We’re also upgrading all the kernels on our servers to apply fixes to certain variations of the Spectre & Meltdown vulnerabilities recently discovered in certain CPU’s. Crident & our upstream providers have no evidence to believe these exploits have ever been used outside of a research purpose. To fully take advantage of this window of maintenance, we’ll also be rolling out some changes to enable our CS:GO game hosting shortly after this maintenance is complete.
Why now & why all servers?
Spectre & Meltdown sent the IT industry into a bit of a meltdown – pardon the pun. Due to how our services are designed, we weren’t exposed to high risk as a result of these exploits, nor do the machines that were at any risk contain information we deem business critical, or critically sensitive. We opted to react carefully, and only roll out changes that we were confident in the stability of, we think this is what our clients would have personally wanted us to do. Which is why we waited until now to fully tighten everything up regarding these design flaws in the CPU’s we use.

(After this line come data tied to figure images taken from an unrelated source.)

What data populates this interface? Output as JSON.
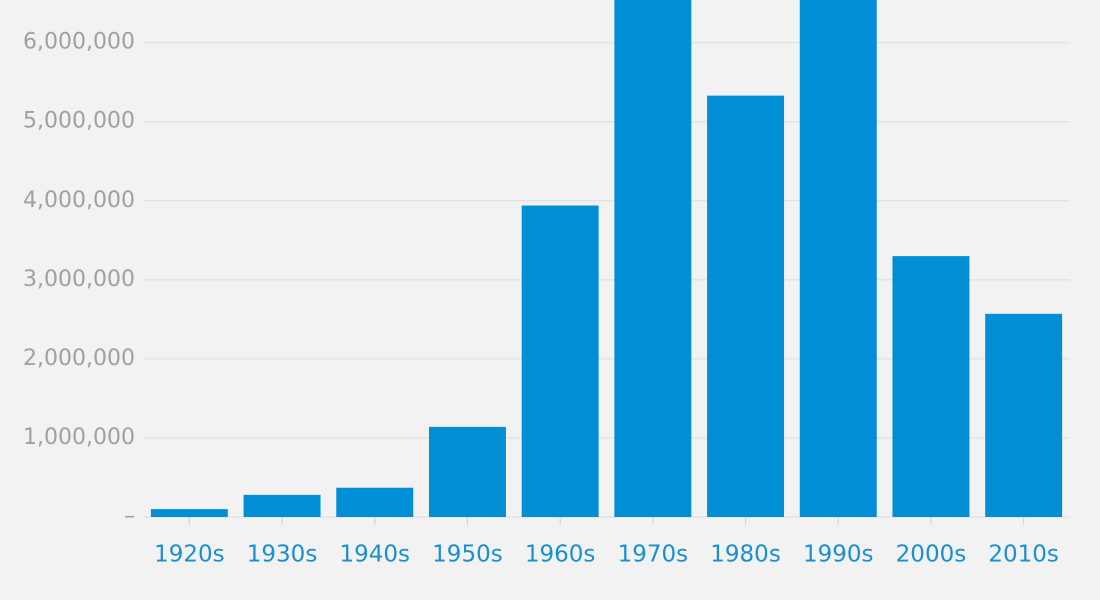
{
  "chart_data": {
    "type": "bar",
    "categories": [
      "1920s",
      "1930s",
      "1940s",
      "1950s",
      "1960s",
      "1970s",
      "1980s",
      "1990s",
      "2000s",
      "2010s"
    ],
    "values": [
      100000,
      280000,
      370000,
      1140000,
      3940000,
      6600000,
      5330000,
      6600000,
      3300000,
      2570000
    ],
    "color": "#008fd5",
    "ylim": [
      0,
      6540000
    ],
    "yticks": [
      {
        "value": 0,
        "label": "–"
      },
      {
        "value": 1000000,
        "label": "1,000,000"
      },
      {
        "value": 2000000,
        "label": "2,000,000"
      },
      {
        "value": 3000000,
        "label": "3,000,000"
      },
      {
        "value": 4000000,
        "label": "4,000,000"
      },
      {
        "value": 5000000,
        "label": "5,000,000"
      },
      {
        "value": 6000000,
        "label": "6,000,000"
      }
    ],
    "grid": true
  }
}
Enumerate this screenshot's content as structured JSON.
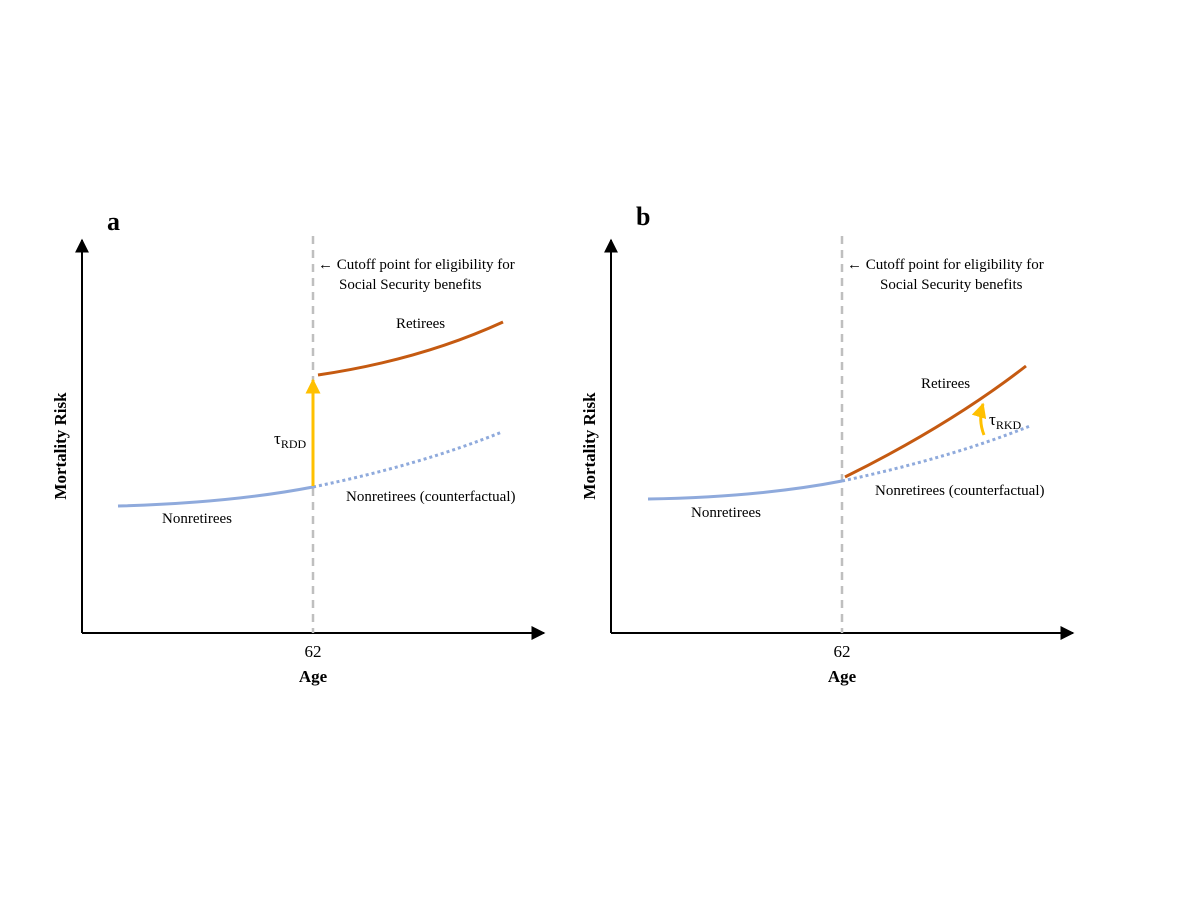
{
  "panels": [
    {
      "letter": "a",
      "y_axis_label": "Mortality Risk",
      "x_axis_label": "Age",
      "cutoff_tick": "62",
      "cutoff_annotation_line1": "← Cutoff point for eligibility for",
      "cutoff_annotation_line2": "Social Security benefits",
      "retirees_label": "Retirees",
      "nonretirees_label": "Nonretirees",
      "counterfactual_label": "Nonretirees (counterfactual)",
      "effect_symbol": "τ",
      "effect_subscript": "RDD"
    },
    {
      "letter": "b",
      "y_axis_label": "Mortality Risk",
      "x_axis_label": "Age",
      "cutoff_tick": "62",
      "cutoff_annotation_line1": "← Cutoff point for eligibility for",
      "cutoff_annotation_line2": "Social Security benefits",
      "retirees_label": "Retirees",
      "nonretirees_label": "Nonretirees",
      "counterfactual_label": "Nonretirees (counterfactual)",
      "effect_symbol": "τ",
      "effect_subscript": "RKD"
    }
  ],
  "colors": {
    "nonretirees": "#8FAADC",
    "retirees": "#C55A11",
    "effect_arrow": "#FFC000",
    "cutoff_line": "#BFBFBF",
    "axis": "#000000"
  }
}
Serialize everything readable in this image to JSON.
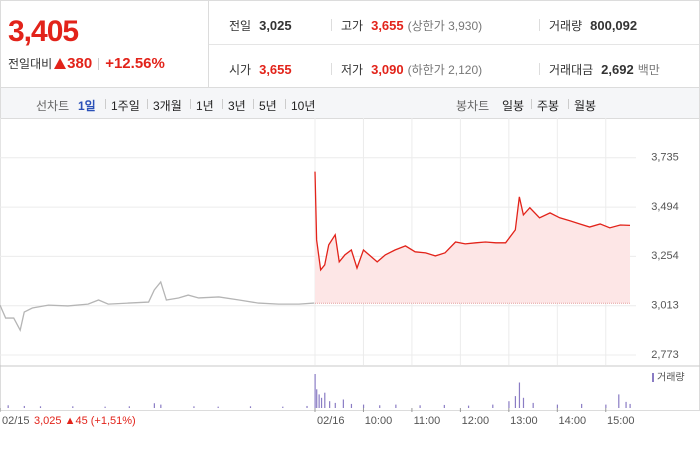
{
  "header": {
    "price": "3,405",
    "change_label": "전일대비",
    "change": "380",
    "change_pct": "+12.56%",
    "stats": [
      [
        {
          "label": "전일",
          "value": "3,025"
        },
        {
          "label": "고가",
          "value": "3,655",
          "note": "(상한가 3,930)"
        },
        {
          "label": "거래량",
          "value": "800,092"
        }
      ],
      [
        {
          "label": "시가",
          "value": "3,655"
        },
        {
          "label": "저가",
          "value": "3,090",
          "note": "(하한가 2,120)"
        },
        {
          "label": "거래대금",
          "value": "2,692",
          "note": "백만"
        }
      ]
    ]
  },
  "tabs": {
    "line_label": "선차트",
    "line_tabs": [
      "1일",
      "1주일",
      "3개월",
      "1년",
      "3년",
      "5년",
      "10년"
    ],
    "candle_label": "봉차트",
    "candle_tabs": [
      "일봉",
      "주봉",
      "월봉"
    ]
  },
  "chart_data": {
    "type": "line",
    "xlim": [
      -390,
      390
    ],
    "xticks": [
      {
        "value": -390,
        "label": "02/15"
      },
      {
        "value": 0,
        "label": "02/16"
      },
      {
        "value": 60,
        "label": "10:00"
      },
      {
        "value": 120,
        "label": "11:00"
      },
      {
        "value": 180,
        "label": "12:00"
      },
      {
        "value": 240,
        "label": "13:00"
      },
      {
        "value": 300,
        "label": "14:00"
      },
      {
        "value": 360,
        "label": "15:00"
      }
    ],
    "ylim": [
      2724,
      3880
    ],
    "yticks": [
      {
        "value": 3735,
        "label": "3,735"
      },
      {
        "value": 3494,
        "label": "3,494"
      },
      {
        "value": 3254,
        "label": "3,254"
      },
      {
        "value": 3013,
        "label": "3,013"
      },
      {
        "value": 2773,
        "label": "2,773"
      }
    ],
    "grid": true,
    "baseline": 3025,
    "prev_summary": "3,025 ▲45 (+1,51%)",
    "series": [
      {
        "color": "#b5b5b5",
        "x": [
          -390,
          -383,
          -373,
          -365,
          -360,
          -350,
          -330,
          -306,
          -281,
          -268,
          -256,
          -231,
          -206,
          -199,
          -191,
          -184,
          -169,
          -157,
          -144,
          -119,
          -94,
          -70,
          -45,
          -20,
          -1
        ],
        "values": [
          3016,
          2953,
          2953,
          2894,
          2982,
          3002,
          3016,
          3012,
          3021,
          3041,
          3021,
          3026,
          3031,
          3090,
          3129,
          3041,
          3051,
          3065,
          3051,
          3056,
          3041,
          3026,
          3021,
          3021,
          3026
        ]
      },
      {
        "color": "#e2231a",
        "fill": "#fde6e6",
        "x": [
          0,
          2,
          7,
          12,
          17,
          25,
          30,
          37,
          45,
          52,
          60,
          67,
          77,
          87,
          99,
          112,
          124,
          137,
          149,
          161,
          174,
          186,
          199,
          211,
          224,
          236,
          248,
          253,
          258,
          266,
          278,
          291,
          303,
          316,
          328,
          340,
          353,
          365,
          378,
          390
        ],
        "values": [
          3667,
          3334,
          3188,
          3212,
          3310,
          3359,
          3227,
          3261,
          3285,
          3197,
          3285,
          3261,
          3227,
          3261,
          3285,
          3305,
          3276,
          3271,
          3256,
          3271,
          3324,
          3315,
          3320,
          3324,
          3320,
          3320,
          3383,
          3544,
          3456,
          3491,
          3442,
          3466,
          3442,
          3427,
          3412,
          3397,
          3412,
          3393,
          3407,
          3405
        ]
      }
    ],
    "volume": {
      "name": "거래량",
      "color": "#8a7cc4",
      "vlim": [
        0,
        100
      ],
      "x": [
        -380,
        -360,
        -340,
        -300,
        -260,
        -230,
        -199,
        -191,
        -150,
        -120,
        -80,
        -40,
        -10,
        0,
        2,
        5,
        8,
        12,
        18,
        25,
        35,
        45,
        60,
        80,
        100,
        130,
        160,
        190,
        220,
        240,
        248,
        253,
        258,
        270,
        300,
        330,
        360,
        376,
        385,
        390
      ],
      "values": [
        8,
        6,
        5,
        5,
        4,
        5,
        14,
        10,
        5,
        4,
        5,
        4,
        6,
        100,
        55,
        40,
        30,
        45,
        20,
        15,
        25,
        12,
        10,
        8,
        10,
        8,
        9,
        7,
        10,
        20,
        35,
        75,
        30,
        15,
        10,
        12,
        10,
        40,
        18,
        12
      ]
    }
  }
}
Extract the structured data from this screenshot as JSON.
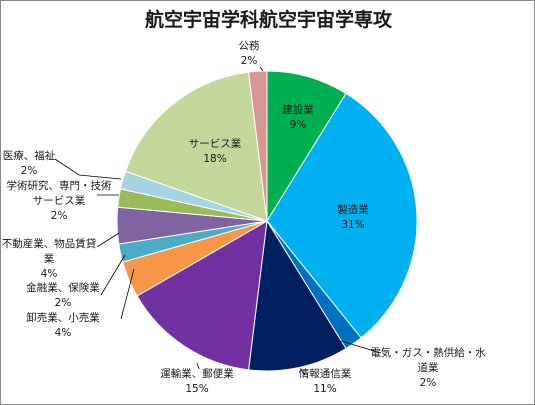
{
  "chart_data": {
    "type": "pie",
    "title": "航空宇宙学科航空宇宙学専攻",
    "slices": [
      {
        "label": [
          "建設業"
        ],
        "value_label": "9%",
        "value": 9,
        "color": "#00b050"
      },
      {
        "label": [
          "製造業"
        ],
        "value_label": "31%",
        "value": 31,
        "color": "#00b0f0"
      },
      {
        "label": [
          "電気・ガス・熱供給・水",
          "道業"
        ],
        "value_label": "2%",
        "value": 2,
        "color": "#0070c0"
      },
      {
        "label": [
          "情報通信業"
        ],
        "value_label": "11%",
        "value": 11,
        "color": "#002060"
      },
      {
        "label": [
          "運輸業、郵便業"
        ],
        "value_label": "15%",
        "value": 15,
        "color": "#7030a0"
      },
      {
        "label": [
          "卸売業、小売業"
        ],
        "value_label": "4%",
        "value": 4,
        "color": "#f79646"
      },
      {
        "label": [
          "金融業、保険業"
        ],
        "value_label": "2%",
        "value": 2,
        "color": "#4bacc6"
      },
      {
        "label": [
          "不動産業、物品賃貸",
          "業"
        ],
        "value_label": "4%",
        "value": 4,
        "color": "#8064a2"
      },
      {
        "label": [
          "学術研究、専門・技術",
          "サービス業"
        ],
        "value_label": "2%",
        "value": 2,
        "color": "#9bbb59"
      },
      {
        "label": [
          "医療、福祉"
        ],
        "value_label": "2%",
        "value": 2,
        "color": "#a5d5e2"
      },
      {
        "label": [
          "サービス業"
        ],
        "value_label": "18%",
        "value": 18,
        "color": "#c4d79b"
      },
      {
        "label": [
          "公務"
        ],
        "value_label": "2%",
        "value": 2,
        "color": "#d99694"
      }
    ]
  }
}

This isn’t to say we took no mitigation steps, or that we weren’t taking these exploits seriously. We just chose to utilise security through obscurity, until now, while the IT industry was working out how to react to these recent exploits (& finding new variations of them), and in turn deploy (and develop) the mitigation’s for these attacks. Now things are in place, and known to be stable through time, we’re aiming to fully deploy all mitigation techniques of all variations of these exploits on our host systems through the last week.
Impact & issues encountered
Things haven’t gone perfectly, regardless of how careful we were in how we reacted. One machine had stability issues due to BIOS/CPU Microcode being updated before the respective kernels were updated, and another had an issue as a result of the /boot directory getting full from all the new kernel images being pushed out.
UK09 & UK03, respectively were the machines that had these issues. We managed to get UK09 stable within the first 48 hours of us becoming aware of the issue. However UK03, embarrassingly, continued to have issues for about 7 days. This is because I (Drizzy) assumed the issue on UK03 was the same as the issue on UK09. Obviously this was an oversight and we’ll do better in the future to avoid these human errors from happening.
All-in-all, everything is OK. You have nothing to be worried about in any reasonable way with your services security on Crident. These exploits – while pretty bad, aren’t awfully dangerous in our situation, due to how we manage & design our systems, and the kinds of data our systems handle.
So, why are you making this post?
We want to be transparent. It’s important people understand why their services were impacted by issues on UK09 & UK03. It’s also important our users understand why we’re doing what we’re doing, and that we are paying attention to the current global events and threats impacting their servers.